Le romancier Colson Whitehead, né en 1969 à New York, s’impose désormais comme le chef de file des écrivains africains-américains grâce à un palmarès prestigieux et à l’immense succès que ses livres ont rencontré auprès du public. Son septième roman, Nickel Boys(2019), traduit de l’anglais (États-Unis) par Charles Recoursé chez Albin Michel, lui a en effet valu un second prix Pulitzer en 2020 – après celui qui fut décerné en 2017 à UndergroundRailroad. Un honneur très rare qu’il partage avec William Faulkner et John Updike. Le voici donc dans la cour des grands auteurs, car la critique américaine n’a pas manqué de relever sa parenté avec James Baldwin et Ralph Ellison, de même qu’elle lui prédit déjà la pérennité d’un classique.

Une colonie pénitentiaire

NickelBoys s’inspire de l’histoire très documentée de la Dozier School for Boys de Marianna (Floride). Colson Whitehead a pris connaissance en 2014, par la presse locale, des enquêtes et des recherches médico-légales qui révélaient, après de laborieuses négociations avec les autorités locales, les exactions commises sur plusieurs générations d’adolescents – en majorité noirs –, sacrifiés et voués à un cimetière clandestin. Des faits qui l’ont hanté au point de le conduire à en faire une histoire de son cru. Dans ce centre de redressement, devenu dans la fiction Nickel Academy, tout se construit, avec des jeux d’ombres et de doubles, autour de deux personnages : Elwood et Turner, inséparables, liés par une amitié qui permet à la fois une confrontation équilibrée de l’idéalisme face au scepticisme et une résolution de la narration à travers des destins bien différents.
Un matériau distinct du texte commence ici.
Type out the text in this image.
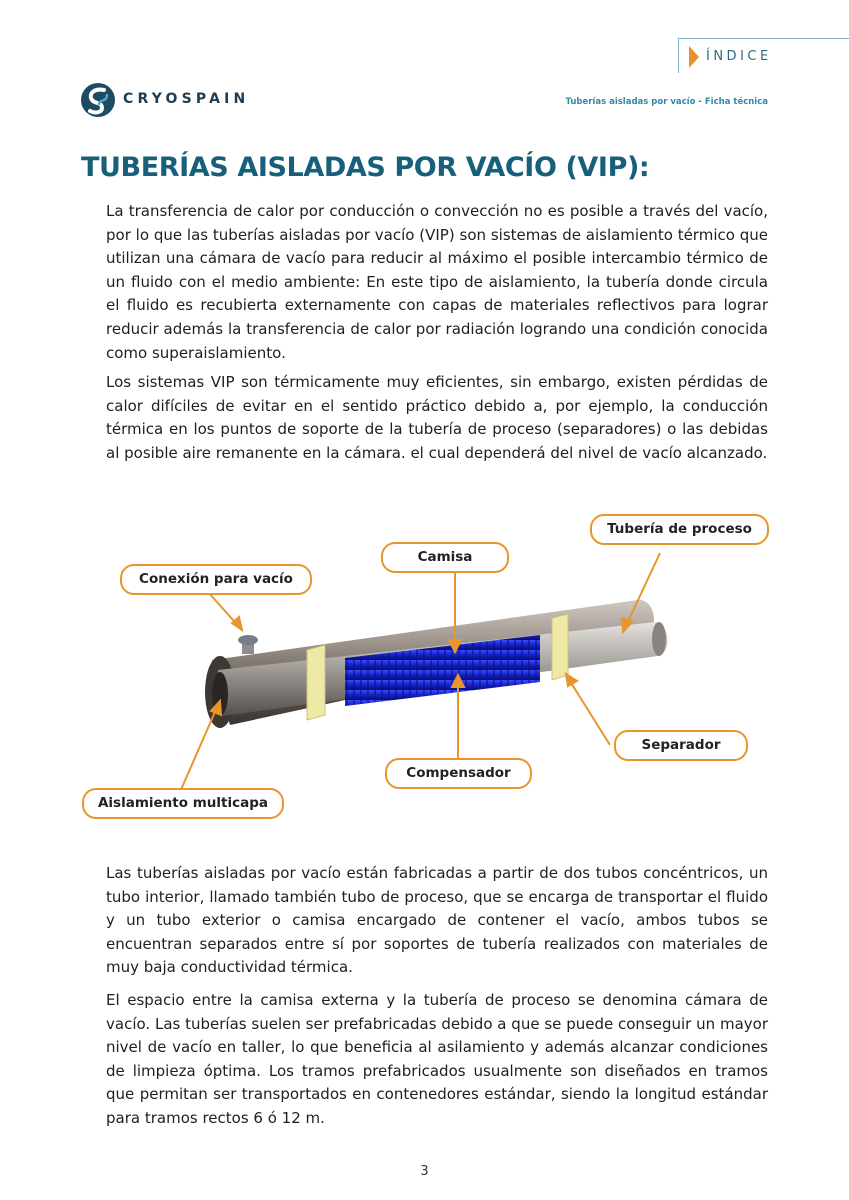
ÍNDICE
CRYOSPAIN	Tuberías aisladas por vacío - Ficha técnica
TUBERÍAS AISLADAS POR VACÍO (VIP):

La transferencia de calor por conducción o convección no es posible a través del vacío, por lo que las tuberías aisladas por vacío (VIP) son sistemas de aislamiento térmico que utilizan una cámara de vacío para reducir al máximo el posible intercambio térmico de un fluido con el medio ambiente: En este tipo de aislamiento, la tubería donde circula el fluido es recubierta externamente con capas de materiales reflectivos para lograr reducir además la transferencia de calor por radiación logrando una condición conocida como superaislamiento.

Los sistemas VIP son térmicamente muy eficientes, sin embargo, existen pérdidas de calor difíciles de evitar en el sentido práctico debido a, por ejemplo, la conducción térmica en los puntos de soporte de la tubería de proceso (separadores) o las debidas al posible aire remanente en la cámara. el cual dependerá del nivel de vacío alcanzado.

Tubería de proceso
Camisa
Conexión para vacío
Separador
Compensador
Aislamiento multicapa

Las tuberías aisladas por vacío están fabricadas a partir de dos tubos concéntricos, un tubo interior, llamado también tubo de proceso, que se encarga de transportar el fluido y un tubo exterior o camisa encargado de contener el vacío, ambos tubos se encuentran separados entre sí por soportes de tubería realizados con materiales de muy baja conductividad térmica.

El espacio entre la camisa externa y la tubería de proceso se denomina cámara de vacío. Las tuberías suelen ser prefabricadas debido a que se puede conseguir un mayor nivel de vacío en taller, lo que beneficia al asilamiento y además alcanzar condiciones de limpieza óptima. Los tramos prefabricados usualmente son diseñados en tramos que permitan ser transportados en contenedores estándar, siendo la longitud estándar para tramos rectos 6 ó 12 m.

3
Dès son enfance pauvre chez Harriet, sa grand-mère, Elwood, élève brillant, sensible aux livres et aux textes, écoute les propos de James Baldwin, la voix de Martin Luther King, notamment son discours de 1959 sur l’intégration des enfants dans les écoles et sa « Lettre de la prison de Birmingham » de 1963. À la maison, « ils n’avaient pas la télé mais les discours du révérend King étaient des tableaux si vivants – narrant tout ce qu’avait été et tout ce que serait l’homme noir –, le disque valait pratiquement la télévision. Voire la surpassait en majesté. » Le lycéen n’ignore rien ni de la haine des Blancs de tous âges ni des clameurs des manifestations de rue à Tallahassee, réclamant une véritable égalité raciale. Mais cette « chronique du pays natal », qui n’est pas sans rappeler les classiques, dont le roman autobiographique BlackBoy de Richard Wright (1945), va s’interrompre en plein élan : une erreur judiciaire plonge Elwood dans l’enfer de Nickel.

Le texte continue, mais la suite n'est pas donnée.